Pour définir le profil de l’investisseur éligible à la loi Malraux, il doit être fortement imposé. Cela signifie que le montant de son impôt oscille entre 10.000 et 40.000 €. Il voue une passion particulière pour les immeubles anciens dotés d’un cachet particulier. Enfin, il souhaite alléger ses impôts tout en restant propriétaire d’un patrimoine exceptionnel.

Les dépenses éligibles

Les dépenses éligibles à la baisse d’impôt de la loi Malraux sont bien définies. Pour commencer, il y les travaux imposés par l’État comme la démolition ainsi que la restauration des toitures et des façades. Les travaux de réparation et d’amélioration de l’habitat ainsi que l’aménagement des combles et des greniers en habitation sont aussi sur la liste des charges éligibles.

Il faut ajouter au lot les travaux de mise en conformité pour faciliter l’accès des personnes handicapées, les primes d’assurance et les frais de gestion. Par contre, les frais de construction, de reconstruction ou d’agrandissement ne donnent pas droit à l’allègement fiscal.
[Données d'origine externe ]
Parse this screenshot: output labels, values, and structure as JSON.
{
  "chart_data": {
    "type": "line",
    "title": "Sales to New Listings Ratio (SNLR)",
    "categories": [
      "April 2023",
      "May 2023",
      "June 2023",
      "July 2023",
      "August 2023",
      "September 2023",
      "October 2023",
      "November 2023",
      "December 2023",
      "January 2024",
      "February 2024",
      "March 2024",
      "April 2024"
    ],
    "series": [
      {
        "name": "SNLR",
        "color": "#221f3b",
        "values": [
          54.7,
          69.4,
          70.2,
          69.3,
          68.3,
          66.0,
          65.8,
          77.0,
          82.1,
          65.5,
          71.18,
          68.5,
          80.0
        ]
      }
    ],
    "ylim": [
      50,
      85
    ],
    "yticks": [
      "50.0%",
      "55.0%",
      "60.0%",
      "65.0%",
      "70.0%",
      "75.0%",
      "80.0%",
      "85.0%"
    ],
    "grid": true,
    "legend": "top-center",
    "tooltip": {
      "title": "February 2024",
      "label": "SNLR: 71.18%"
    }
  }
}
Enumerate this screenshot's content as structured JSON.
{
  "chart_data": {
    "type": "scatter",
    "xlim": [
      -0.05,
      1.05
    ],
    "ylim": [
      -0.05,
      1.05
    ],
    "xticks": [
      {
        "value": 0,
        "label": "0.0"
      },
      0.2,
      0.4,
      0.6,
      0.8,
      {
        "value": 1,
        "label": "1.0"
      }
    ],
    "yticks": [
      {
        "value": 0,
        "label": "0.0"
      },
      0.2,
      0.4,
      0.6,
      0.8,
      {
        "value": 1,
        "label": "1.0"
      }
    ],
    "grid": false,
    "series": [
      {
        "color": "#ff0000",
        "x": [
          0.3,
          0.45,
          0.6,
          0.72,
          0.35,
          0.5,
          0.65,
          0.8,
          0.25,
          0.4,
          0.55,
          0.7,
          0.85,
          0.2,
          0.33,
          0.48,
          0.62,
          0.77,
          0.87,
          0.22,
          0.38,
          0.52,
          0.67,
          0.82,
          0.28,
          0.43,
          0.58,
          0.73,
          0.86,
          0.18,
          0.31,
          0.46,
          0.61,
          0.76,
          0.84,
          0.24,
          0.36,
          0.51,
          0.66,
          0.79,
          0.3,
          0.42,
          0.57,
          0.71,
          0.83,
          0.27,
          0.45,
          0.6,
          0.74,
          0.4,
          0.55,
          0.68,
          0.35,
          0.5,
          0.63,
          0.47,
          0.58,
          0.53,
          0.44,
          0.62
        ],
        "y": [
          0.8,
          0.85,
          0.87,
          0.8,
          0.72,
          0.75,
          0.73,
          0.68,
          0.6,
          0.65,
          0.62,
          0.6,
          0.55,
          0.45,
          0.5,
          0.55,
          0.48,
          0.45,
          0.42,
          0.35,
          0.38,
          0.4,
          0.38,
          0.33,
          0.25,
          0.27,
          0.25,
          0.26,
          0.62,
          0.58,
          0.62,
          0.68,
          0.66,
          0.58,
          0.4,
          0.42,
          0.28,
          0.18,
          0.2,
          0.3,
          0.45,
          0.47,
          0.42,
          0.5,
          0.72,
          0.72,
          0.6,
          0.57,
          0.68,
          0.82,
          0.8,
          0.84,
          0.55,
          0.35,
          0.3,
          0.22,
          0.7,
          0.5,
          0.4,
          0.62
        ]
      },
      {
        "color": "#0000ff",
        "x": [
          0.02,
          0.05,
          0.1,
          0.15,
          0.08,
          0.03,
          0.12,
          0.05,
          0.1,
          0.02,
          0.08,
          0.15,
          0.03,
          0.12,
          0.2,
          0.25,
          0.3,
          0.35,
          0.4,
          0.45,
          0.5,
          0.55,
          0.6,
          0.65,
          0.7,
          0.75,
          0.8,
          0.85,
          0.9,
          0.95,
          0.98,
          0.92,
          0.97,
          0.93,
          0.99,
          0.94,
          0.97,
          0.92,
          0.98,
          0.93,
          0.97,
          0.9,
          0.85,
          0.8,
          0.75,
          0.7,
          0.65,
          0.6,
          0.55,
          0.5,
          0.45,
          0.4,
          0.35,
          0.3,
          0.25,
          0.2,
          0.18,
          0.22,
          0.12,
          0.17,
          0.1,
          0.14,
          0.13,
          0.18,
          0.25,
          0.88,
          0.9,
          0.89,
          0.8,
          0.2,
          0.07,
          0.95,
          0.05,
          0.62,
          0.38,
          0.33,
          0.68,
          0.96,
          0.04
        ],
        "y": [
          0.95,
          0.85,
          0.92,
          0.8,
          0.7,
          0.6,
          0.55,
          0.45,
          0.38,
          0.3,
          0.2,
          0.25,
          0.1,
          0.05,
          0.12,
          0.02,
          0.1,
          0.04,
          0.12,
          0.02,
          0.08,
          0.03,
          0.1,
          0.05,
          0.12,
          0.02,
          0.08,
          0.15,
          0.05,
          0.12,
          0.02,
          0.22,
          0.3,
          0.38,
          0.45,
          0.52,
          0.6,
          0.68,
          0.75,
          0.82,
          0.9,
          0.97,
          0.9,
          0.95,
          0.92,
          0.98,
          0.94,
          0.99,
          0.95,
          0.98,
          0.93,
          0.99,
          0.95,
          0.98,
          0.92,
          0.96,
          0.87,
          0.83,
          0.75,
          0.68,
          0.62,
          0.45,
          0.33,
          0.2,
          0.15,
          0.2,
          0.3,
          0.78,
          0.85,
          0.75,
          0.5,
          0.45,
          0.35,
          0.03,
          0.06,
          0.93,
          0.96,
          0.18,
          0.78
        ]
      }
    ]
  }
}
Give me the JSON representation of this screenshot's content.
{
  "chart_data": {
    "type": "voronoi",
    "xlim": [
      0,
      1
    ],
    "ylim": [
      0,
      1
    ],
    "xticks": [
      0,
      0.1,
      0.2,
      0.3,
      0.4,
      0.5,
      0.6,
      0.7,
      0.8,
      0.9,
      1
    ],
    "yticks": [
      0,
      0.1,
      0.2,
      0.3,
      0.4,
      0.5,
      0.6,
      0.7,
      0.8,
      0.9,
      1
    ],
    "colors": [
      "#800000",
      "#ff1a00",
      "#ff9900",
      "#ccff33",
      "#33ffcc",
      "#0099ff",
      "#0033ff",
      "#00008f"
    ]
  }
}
Les avantages et inconvénients du dispositif

Les conditions d’accès aux avantages promus par le dispositif de défiscalisation Malraux sont de plus en plus flexibles.  Le plafonnement des dépenses éligibles à 100.000 euros n’est plus en vigueur. Il est remplacé par un plafond de 400.000 euros sur 4 ans. Ainsi, on peut créer un déficit foncier imputable sur le revenu global. C’est avantageux lorsque le montant des travaux est élevé.

En outre, la durée du chantier est prolongée à 4 ans au lieu de 3 ans. Tous ces changements sont indiqués par la loi de finances 2016. Mais avant d’investir avec la loi Malraux, il faut bien évaluer la valeur du bien avant et après les travaux. Le but est de s’assurer quant à la rentabilité de l’investissement au moment de la revente.

De même, il faut se renseigner sur le montant du loyer applicable dans la région où se trouve le bien immobilier. On peut ainsi savoir si l’opération est réellement rentable. Notons qu’il est impossible de le surévaluer même si les dépenses engagées dans les travaux sont importantes.